The upward flow of particles in an Upflow Bubbling Fluidized Bed (UBFB) is studied experimentally for group A powders. For such, the upward solid flux in the tube is proportional with both the applied superficial gas flow rate and the pressure drop exerted at the base of the conveyor tube, and inversely proportional with the tube length. Results are modelled from pressure drop considerations and energy loss equations. The model expression \({G}_{s}=\tfrac{({\rm{\Delta }}P)}{({U}_{g}-K{U}_{t})+\tfrac{({K}^{2}gL)}{({U}_{g}-K{U}_{t})}}\) can be used for design purposes, with K, the correction factor for hindered settling of the particles, equal to 0.1 for the group A powders tested. The energy efficiency of the system increases with increasing U and Gs, and decreasing particle size and/or density.

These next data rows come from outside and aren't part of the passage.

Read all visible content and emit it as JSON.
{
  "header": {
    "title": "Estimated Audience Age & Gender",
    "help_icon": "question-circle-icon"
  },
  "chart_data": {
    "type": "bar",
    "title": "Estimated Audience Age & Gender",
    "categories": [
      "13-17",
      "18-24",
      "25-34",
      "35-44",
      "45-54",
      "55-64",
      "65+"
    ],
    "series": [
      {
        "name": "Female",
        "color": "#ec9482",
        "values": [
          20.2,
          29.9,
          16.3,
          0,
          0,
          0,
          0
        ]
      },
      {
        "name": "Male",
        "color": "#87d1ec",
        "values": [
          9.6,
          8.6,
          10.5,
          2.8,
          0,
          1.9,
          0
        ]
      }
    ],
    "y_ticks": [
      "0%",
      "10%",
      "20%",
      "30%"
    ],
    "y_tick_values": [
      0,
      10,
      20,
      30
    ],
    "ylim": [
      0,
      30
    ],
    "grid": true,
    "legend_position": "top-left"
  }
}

For SiC and cristobalite, the air velocity required to transport up to 100 kg/m²s of powder was below 0.15 m/s at an inlet pressure slightly exceeding the hydrostatic bed pressure. The model equation was tentatively applied to predict the effects of particle size, tube length and operation in Circulating Fluidized Bed mode. Although predictions seem fair and in-line with expectations, the model expression should however be used with caution for other tube geometries and/or operating modes. It is however demonstrated that the UBFB is an efficient and flexible way of transporting particles upwards, with limited particle attrition and tube erosion due to the low gas and solids velocities applied.